We went on to eliminate or quantify categories a(i, ii), b (iv, ix, xiii) and c(i) (Additional file 1: S1 Text and Additional file 16: Table S14, Additional file 17: Table S15, Additional file 18: Table S16, Additional file 19: Table S17 and Additional file 20: Table S18), and obtained an estimate of 12.8% of names that could not be identified unambiguously. Although we have not quantified the other categories of errors, based on preliminary work, we believe that they are not numerous.
Multiple PIs per trial
Another category of error concerned trials that listed more than one person as PI. Examples included NCT01954056 (with 18 PIs), NCT00405704 (21 PIs), NCT01819272 (50 PIs), NCT00419263 (73 PIs), and NCT01361308 (74 PIs).
Missing RP tag
Finally we wished to know whether PI information was available from the RP tag. For this, we examined the 35,121 records from Additional file 10: Table S8. We found that the RP tag was missing in 1221 (3.5%) of 35,121 records (Additional file 21: Table S19).
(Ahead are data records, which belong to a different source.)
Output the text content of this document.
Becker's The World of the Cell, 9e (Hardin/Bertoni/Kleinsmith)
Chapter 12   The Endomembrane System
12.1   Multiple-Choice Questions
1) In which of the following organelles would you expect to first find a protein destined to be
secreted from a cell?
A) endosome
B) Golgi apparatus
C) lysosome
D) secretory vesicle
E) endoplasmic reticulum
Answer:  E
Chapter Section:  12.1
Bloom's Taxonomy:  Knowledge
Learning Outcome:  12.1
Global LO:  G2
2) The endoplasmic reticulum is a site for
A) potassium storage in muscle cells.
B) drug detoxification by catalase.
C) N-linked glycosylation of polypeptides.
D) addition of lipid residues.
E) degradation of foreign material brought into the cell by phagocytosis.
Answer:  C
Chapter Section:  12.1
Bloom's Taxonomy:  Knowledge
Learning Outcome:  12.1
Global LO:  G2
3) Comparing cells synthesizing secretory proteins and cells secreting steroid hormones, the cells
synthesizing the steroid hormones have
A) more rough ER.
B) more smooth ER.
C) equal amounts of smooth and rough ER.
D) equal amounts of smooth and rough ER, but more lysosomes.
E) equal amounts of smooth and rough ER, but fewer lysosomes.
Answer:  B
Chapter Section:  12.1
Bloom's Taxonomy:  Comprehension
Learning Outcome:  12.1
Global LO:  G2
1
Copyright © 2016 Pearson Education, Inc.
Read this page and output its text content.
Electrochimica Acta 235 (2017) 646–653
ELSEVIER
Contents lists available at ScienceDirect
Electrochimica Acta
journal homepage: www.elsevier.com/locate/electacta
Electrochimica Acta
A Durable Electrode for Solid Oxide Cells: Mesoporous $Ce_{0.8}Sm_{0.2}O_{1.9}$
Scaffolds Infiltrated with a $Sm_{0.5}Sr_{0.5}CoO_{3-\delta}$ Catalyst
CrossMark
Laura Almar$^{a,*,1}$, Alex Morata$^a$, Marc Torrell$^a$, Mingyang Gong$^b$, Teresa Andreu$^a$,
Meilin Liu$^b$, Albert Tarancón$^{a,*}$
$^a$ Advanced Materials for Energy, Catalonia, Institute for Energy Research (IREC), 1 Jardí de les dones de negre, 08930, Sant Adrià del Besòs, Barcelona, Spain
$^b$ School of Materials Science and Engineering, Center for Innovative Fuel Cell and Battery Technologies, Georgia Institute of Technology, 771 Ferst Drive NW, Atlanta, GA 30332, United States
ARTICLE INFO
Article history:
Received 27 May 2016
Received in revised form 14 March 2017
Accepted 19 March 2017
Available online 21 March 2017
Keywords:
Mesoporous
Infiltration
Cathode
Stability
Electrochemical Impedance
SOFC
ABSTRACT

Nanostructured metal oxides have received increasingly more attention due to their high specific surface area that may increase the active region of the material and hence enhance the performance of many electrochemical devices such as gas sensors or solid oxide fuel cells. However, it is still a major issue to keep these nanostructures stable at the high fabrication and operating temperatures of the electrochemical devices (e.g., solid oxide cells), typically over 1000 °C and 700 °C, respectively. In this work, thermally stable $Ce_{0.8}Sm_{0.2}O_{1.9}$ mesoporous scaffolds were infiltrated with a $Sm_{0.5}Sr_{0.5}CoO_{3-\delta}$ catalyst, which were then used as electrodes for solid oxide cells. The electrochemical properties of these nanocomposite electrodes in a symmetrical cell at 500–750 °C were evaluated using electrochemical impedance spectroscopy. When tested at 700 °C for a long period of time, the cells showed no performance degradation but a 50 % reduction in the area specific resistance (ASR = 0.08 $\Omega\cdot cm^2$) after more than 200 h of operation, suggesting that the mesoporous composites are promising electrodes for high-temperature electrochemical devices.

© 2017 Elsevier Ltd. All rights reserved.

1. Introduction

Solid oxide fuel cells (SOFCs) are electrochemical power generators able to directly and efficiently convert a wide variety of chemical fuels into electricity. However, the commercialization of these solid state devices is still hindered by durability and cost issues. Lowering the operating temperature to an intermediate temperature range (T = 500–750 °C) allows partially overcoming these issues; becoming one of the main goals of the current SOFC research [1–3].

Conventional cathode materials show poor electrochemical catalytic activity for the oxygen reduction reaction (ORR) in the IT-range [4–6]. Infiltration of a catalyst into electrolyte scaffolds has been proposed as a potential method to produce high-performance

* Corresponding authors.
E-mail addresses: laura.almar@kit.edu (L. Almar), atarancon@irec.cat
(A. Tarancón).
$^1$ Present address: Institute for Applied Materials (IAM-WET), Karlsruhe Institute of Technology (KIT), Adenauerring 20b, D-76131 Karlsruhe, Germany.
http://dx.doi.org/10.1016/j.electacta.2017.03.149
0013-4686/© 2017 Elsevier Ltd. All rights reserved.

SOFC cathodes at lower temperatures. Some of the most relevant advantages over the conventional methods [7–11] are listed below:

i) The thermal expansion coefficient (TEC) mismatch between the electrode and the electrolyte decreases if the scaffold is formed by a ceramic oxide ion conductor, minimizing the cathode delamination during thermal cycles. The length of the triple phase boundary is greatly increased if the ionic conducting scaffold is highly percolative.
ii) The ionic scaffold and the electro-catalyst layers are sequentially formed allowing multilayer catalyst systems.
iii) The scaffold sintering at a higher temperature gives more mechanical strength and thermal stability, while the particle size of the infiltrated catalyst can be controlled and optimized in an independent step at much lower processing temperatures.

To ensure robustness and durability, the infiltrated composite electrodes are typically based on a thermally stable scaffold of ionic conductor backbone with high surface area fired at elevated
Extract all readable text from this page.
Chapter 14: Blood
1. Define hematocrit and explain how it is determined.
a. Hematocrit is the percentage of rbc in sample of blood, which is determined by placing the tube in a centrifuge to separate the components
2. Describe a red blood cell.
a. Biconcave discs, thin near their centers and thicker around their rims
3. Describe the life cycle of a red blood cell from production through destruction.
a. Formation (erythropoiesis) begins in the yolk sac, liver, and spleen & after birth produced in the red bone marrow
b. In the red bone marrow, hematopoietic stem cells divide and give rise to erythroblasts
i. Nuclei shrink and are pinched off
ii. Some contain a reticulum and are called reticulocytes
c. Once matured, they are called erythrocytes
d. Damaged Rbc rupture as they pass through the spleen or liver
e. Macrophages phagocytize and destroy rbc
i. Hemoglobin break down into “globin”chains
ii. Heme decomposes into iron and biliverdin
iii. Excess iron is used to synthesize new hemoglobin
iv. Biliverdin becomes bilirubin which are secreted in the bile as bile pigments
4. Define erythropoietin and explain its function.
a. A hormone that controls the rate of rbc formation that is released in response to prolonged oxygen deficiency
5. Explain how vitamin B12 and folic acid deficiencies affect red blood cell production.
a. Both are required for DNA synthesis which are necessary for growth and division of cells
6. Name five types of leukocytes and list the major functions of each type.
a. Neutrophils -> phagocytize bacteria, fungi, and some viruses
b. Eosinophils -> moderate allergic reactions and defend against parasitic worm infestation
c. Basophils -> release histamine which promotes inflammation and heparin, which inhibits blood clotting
As explained in Additional file 1: S1 Text, the RP details were usually provided both at the top of the NCT ID record and at the bottom. At the top, the exact wording was usually “Information provided by (Responsible Party):...”. However, in 1221 records the wording was “Information provided by:...”. These records did not have the RP information at the bottom either. Thus, anybody using automated methods to search for RP information based on the RP tag would not find it.
In terms of whether the RP field was useful to obtain PI information, we used a sample of 500 records and found PI information only in 138 of them (Additional file 21: Table S19). All of these cases already had PI information, as determined in Additional file 10: Table S8. Thus, the RP field did not yield any additional PI information.